Закрывала глаза, чтобы не видеть платья — в ту же минуту перед мысленным взором вставал Александр. Так близко, как был тогда, — глаза в глаза, завораживая темной глубиной взгляда. Губы пересыхали при воспоминании о том, как едва не касался их мужской рот. И становилось таким тяжелым перьевое одеяло, таким жарким, что приходилось откидывать его в сторону и сердито выбираться из постели, надеясь, что прикосновение ступней к холодному полу отрезвит хмельную голову.

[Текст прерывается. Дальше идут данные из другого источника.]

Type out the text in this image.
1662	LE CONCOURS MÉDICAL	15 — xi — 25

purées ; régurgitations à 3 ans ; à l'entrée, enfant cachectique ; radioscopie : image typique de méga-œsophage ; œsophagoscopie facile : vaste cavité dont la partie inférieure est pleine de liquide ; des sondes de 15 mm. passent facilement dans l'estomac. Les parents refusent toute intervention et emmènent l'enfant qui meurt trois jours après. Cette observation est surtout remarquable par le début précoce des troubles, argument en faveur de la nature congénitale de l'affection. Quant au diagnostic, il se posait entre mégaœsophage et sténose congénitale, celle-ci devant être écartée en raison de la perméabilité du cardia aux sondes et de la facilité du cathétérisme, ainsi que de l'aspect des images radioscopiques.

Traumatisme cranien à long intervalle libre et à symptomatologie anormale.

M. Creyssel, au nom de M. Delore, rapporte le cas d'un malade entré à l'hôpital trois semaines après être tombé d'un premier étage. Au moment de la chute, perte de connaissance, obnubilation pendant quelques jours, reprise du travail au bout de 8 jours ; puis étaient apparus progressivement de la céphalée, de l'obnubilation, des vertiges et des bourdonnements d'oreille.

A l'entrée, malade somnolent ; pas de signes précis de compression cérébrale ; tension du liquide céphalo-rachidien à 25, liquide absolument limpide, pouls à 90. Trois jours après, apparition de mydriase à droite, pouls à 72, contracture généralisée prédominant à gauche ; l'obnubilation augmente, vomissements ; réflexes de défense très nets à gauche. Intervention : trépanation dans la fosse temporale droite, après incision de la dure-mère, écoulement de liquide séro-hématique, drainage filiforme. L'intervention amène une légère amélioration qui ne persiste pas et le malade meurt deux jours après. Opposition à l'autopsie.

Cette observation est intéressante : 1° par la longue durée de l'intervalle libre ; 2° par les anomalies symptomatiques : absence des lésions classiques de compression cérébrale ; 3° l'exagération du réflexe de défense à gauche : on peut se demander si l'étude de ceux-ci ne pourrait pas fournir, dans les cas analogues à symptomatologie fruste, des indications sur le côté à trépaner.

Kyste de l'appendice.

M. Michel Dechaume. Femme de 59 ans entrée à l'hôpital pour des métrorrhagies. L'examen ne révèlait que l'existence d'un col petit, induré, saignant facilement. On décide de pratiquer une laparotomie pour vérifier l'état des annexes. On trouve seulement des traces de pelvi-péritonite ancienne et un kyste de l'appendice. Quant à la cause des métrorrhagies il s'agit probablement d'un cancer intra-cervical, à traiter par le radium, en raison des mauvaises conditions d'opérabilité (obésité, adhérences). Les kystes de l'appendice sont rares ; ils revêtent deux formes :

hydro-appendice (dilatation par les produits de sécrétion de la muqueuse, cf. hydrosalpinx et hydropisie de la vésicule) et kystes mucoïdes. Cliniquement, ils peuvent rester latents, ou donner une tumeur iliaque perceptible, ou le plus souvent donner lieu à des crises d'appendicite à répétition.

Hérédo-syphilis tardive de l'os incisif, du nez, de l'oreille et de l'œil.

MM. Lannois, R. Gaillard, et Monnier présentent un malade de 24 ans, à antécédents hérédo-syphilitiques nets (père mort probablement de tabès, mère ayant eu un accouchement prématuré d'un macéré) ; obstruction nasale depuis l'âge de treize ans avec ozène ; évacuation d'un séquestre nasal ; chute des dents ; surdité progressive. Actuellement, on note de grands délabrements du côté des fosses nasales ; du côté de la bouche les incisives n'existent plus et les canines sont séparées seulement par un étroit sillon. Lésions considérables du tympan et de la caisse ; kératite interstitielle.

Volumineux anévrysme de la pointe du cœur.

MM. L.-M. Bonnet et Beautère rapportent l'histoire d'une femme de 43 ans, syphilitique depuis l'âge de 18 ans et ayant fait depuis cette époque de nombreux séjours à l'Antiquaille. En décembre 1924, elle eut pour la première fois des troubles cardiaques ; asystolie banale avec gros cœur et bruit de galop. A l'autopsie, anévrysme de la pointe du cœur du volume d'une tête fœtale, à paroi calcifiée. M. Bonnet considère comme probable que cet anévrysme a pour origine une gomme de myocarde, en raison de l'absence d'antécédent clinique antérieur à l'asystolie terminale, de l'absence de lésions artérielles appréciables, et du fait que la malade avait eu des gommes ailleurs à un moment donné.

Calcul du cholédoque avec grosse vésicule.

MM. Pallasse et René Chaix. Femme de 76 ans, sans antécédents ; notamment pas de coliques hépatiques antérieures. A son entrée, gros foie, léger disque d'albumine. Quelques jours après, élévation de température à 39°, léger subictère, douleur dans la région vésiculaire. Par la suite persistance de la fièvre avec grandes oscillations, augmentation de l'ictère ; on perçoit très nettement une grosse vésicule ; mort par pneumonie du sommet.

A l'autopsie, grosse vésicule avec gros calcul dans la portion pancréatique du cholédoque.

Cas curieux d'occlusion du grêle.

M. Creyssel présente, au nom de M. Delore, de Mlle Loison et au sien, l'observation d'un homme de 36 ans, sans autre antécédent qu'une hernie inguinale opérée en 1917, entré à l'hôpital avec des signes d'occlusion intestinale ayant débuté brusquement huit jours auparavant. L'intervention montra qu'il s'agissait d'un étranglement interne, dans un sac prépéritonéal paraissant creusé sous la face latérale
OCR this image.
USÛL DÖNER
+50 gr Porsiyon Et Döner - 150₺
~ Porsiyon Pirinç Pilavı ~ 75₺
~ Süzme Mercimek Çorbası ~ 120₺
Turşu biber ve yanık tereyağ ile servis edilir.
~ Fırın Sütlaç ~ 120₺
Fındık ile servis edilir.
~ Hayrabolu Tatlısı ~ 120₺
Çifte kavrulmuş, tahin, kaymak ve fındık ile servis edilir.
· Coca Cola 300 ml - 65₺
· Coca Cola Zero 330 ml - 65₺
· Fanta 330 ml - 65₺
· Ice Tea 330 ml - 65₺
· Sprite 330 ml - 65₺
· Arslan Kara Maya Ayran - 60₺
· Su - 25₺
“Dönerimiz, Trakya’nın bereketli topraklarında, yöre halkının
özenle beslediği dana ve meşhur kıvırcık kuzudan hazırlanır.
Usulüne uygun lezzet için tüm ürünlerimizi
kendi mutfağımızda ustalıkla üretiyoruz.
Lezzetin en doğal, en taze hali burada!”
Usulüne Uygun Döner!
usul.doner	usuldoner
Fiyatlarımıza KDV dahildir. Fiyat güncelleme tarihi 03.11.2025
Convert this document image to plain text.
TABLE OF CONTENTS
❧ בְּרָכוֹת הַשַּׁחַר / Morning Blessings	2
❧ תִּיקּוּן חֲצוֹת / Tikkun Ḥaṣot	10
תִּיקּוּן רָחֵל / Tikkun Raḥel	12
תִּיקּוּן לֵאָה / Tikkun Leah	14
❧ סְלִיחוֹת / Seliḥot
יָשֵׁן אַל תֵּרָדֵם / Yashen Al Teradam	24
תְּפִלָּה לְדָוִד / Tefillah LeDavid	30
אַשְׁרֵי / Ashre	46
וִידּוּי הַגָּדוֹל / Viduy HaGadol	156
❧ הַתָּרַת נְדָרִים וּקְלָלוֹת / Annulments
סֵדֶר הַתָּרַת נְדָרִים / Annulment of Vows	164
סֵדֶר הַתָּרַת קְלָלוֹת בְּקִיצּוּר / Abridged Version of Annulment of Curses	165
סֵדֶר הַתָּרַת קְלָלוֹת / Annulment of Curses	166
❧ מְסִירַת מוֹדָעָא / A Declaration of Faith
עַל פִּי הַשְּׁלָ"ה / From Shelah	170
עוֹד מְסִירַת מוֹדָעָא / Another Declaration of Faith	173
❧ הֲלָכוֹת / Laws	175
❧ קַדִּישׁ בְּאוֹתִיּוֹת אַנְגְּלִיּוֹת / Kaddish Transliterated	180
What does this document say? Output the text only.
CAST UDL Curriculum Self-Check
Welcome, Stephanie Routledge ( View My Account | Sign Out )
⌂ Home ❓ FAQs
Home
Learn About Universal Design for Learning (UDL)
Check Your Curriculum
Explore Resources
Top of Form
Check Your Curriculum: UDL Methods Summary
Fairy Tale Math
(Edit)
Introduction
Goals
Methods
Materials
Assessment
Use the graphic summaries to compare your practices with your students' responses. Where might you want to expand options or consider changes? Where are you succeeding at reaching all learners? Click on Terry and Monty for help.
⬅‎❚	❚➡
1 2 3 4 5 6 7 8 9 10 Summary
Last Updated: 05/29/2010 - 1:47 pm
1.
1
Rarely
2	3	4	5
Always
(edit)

Эти ощущения и неизвестные доныне чувства совсем растревожили душу Лизы. А метель, разыгравшаяся за окном, лишь усугубила ее смятение. Лиза боялась. Боялась до дрожи в коленях этого человека и чувств, что жгли ее изнутри. И ненавидела его за этот страх. За ложь, которой он легко мог сломать ее жизнь. За его равнодушие к ее судьбе, как и ко многому остальному.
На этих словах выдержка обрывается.